Posted by fidest press agency su sabato, 4 giugno 2016

Minoru UsuiMinoru Usui, Presidente di Epson, ha dichiarato: “Come azienda, le nostre ambizioni di promuovere la sostenibilità vanno oltre lo sviluppo di una tecnologia che riduce l’impatto ambientale dei nostri prodotti. Come si può vedere dalla ricerca, un futuro sostenibile può essere raggiunto solo quando c’è una precisa strategia di business a sostegno di ciò. L’obiettivo di Epson è favorire un cambiamento radicale nel comportamento e nel modo di fare business delle persone fornendo prodotti, servizi e funzioni che consentano di avere uffici efficienti e un futuro migliore e più sostenibile.” Nonostante la pressione dei costi e della sostenibilità, la ricerca ha rivelato che solo il 23% delle imprese europee sfrutta appieno il potenziale della tecnologia ad alta efficienza energetica disponibile. Sono state rilevate forti differenze di opinione tra le grandi imprese e le PMI, con il 74% delle grandi imprese che considera la sostenibilità una priorità assoluta, rispetto a solo il 33% delle PMI. Sorprendentemente, solo la metà (53%) delle società europee ha dichiarato che la sostenibilità è molto importante nel complesso.E’ più probabile che le imprese più grandi (39%) implementino soluzioni IT ad alta efficienza energetica rispetto alle PMI (8%), che ne percepiscono il costo come principale ostacolo.Rob Clark, Senior Vice President di Epson Europe ha detto: “Passare da laser a getto d’inchiostro, per esempio, può aiutare le aziende a raggiungere un risparmio energetico fino al 96%, una riduzione delle emissioni di CO2 del 92% e una riduzione del 95% nei rifiuti, con conseguente maggiore efficienza dei costi, ma anche energetica.
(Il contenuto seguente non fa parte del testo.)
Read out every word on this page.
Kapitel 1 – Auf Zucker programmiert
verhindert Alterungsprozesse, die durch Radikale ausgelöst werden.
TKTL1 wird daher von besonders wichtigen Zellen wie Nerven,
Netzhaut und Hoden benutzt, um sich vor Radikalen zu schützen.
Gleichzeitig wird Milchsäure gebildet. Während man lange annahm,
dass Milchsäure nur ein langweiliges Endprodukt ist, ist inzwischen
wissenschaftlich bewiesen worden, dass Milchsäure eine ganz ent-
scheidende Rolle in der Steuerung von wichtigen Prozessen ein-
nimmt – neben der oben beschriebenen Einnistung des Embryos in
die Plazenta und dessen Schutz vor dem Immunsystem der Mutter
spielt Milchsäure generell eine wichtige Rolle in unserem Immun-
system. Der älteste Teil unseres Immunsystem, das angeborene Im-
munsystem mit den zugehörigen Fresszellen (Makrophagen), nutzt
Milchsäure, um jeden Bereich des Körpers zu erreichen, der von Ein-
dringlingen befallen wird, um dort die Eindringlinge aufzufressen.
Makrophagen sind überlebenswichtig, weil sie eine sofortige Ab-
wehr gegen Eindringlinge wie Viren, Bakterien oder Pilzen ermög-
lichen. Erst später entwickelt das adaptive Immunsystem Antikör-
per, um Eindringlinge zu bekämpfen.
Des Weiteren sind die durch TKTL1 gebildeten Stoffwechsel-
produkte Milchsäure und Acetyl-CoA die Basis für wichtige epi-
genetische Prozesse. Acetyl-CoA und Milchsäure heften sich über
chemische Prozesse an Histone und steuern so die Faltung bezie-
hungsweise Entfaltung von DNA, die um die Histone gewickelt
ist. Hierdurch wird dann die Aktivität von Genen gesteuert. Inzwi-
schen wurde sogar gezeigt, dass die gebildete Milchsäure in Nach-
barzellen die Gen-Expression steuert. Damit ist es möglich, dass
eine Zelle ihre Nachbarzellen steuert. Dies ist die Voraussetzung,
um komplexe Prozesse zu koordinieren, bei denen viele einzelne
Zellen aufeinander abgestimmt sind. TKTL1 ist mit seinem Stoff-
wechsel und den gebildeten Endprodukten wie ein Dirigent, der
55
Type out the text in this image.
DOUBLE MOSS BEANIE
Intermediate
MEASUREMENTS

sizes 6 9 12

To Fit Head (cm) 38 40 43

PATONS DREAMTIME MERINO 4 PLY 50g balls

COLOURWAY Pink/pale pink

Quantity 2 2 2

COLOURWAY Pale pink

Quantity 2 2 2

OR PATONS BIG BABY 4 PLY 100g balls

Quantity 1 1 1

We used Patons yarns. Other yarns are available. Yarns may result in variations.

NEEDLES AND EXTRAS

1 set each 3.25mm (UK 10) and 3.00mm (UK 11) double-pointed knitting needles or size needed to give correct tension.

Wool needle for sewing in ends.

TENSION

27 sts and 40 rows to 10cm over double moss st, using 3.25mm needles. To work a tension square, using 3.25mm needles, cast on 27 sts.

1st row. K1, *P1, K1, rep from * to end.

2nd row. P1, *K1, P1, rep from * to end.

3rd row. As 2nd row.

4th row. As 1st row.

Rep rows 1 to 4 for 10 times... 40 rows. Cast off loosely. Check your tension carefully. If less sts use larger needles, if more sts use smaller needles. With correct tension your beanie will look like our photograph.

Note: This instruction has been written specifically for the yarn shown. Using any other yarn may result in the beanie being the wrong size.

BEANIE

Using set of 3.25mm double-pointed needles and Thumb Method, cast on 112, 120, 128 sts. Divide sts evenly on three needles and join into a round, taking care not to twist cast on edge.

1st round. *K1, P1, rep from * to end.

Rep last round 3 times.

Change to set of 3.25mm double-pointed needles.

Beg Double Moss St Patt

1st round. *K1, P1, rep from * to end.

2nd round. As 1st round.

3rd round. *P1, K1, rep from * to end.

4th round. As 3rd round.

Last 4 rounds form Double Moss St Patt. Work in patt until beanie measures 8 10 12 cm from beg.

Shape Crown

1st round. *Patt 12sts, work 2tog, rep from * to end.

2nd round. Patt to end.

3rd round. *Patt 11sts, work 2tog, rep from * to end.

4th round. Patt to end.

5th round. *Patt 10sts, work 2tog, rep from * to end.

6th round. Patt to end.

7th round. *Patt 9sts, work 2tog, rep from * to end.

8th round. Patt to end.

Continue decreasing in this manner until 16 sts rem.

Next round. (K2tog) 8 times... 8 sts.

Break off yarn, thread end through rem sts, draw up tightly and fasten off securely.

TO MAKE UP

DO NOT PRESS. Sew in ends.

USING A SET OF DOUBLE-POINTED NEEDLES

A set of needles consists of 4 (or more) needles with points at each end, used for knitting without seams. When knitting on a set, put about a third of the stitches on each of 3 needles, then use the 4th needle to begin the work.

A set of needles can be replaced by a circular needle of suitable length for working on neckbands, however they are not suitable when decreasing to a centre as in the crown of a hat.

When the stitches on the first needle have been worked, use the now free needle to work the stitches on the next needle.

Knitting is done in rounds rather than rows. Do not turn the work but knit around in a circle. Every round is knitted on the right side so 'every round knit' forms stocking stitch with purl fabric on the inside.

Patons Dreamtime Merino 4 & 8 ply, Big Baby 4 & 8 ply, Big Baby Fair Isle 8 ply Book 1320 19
Oltre la metà degli intervistati (56%) afferma che prevede di effettuare il passaggio alle getto d’inchiostro nel corso dei prossimi 12 mesi.” “Il meglio deve ancora venire”, ha aggiunto Minoru Usui, “continueremo a perfezionare le nostre tecnologie sulle nostre quattro aree di innovazione (getto d’inchiostro, comunicazione visiva, dispositivi indossabili e robotica) per aumentare il valore fornito ai nostri clienti e far crescere il nostro contributo a migliorare l’ambiente che ci circonda. I nostri obiettivi sono ambiziosi, ma la portata delle sfide ambientali che la società deve affrontare richiedono risposte forti e vogliamo continuare ad essere capaci di fare la differenza. E’ nostro dovere, come produttore.”
Epson è pronta per la sua prossima fase di crescita e, di conseguenza, ha stabilito una nuova visione aziendale che delinea il percorso che seguirà nel corso del prossimo decennio: un business plan di medio periodo per il primo passo verso il raggiungimento della propria visione. La Epson 25 Corporate Vision considerando i cambiamenti del contesto economico e i grandi trend globali, descrive gli obiettivi della società per il 2025. L’innovazione si svilupperà in quattro aree: tecnologia getto d’inchiostro, comunicazione visiva, dispositivi indossabili e robotica. Rob Clark, Senior Vice President di Epson Europe, ha ribadito l’impegno della società che vuole rinforzarsi sul mercato europeo con investimenti per 50 milioni di euro (principalmente focalizzati su infrastrutture, informatica, marketing e aumento di dipendenti), parte di un piano globale di crescita da 2 miliardi di euro, rivolto a migliorare e far crescere la struttura commerciale europea, con un incremento del 10% dei dipendenti. Se guardiamo oltre, gli investimenti in regioni chiave come l’Europa, il Medio Oriente e l’Africa, saranno fondamentali per sostenere la crescita nei mercati business nel medio-lungo termine. (foto: Minoru Usui)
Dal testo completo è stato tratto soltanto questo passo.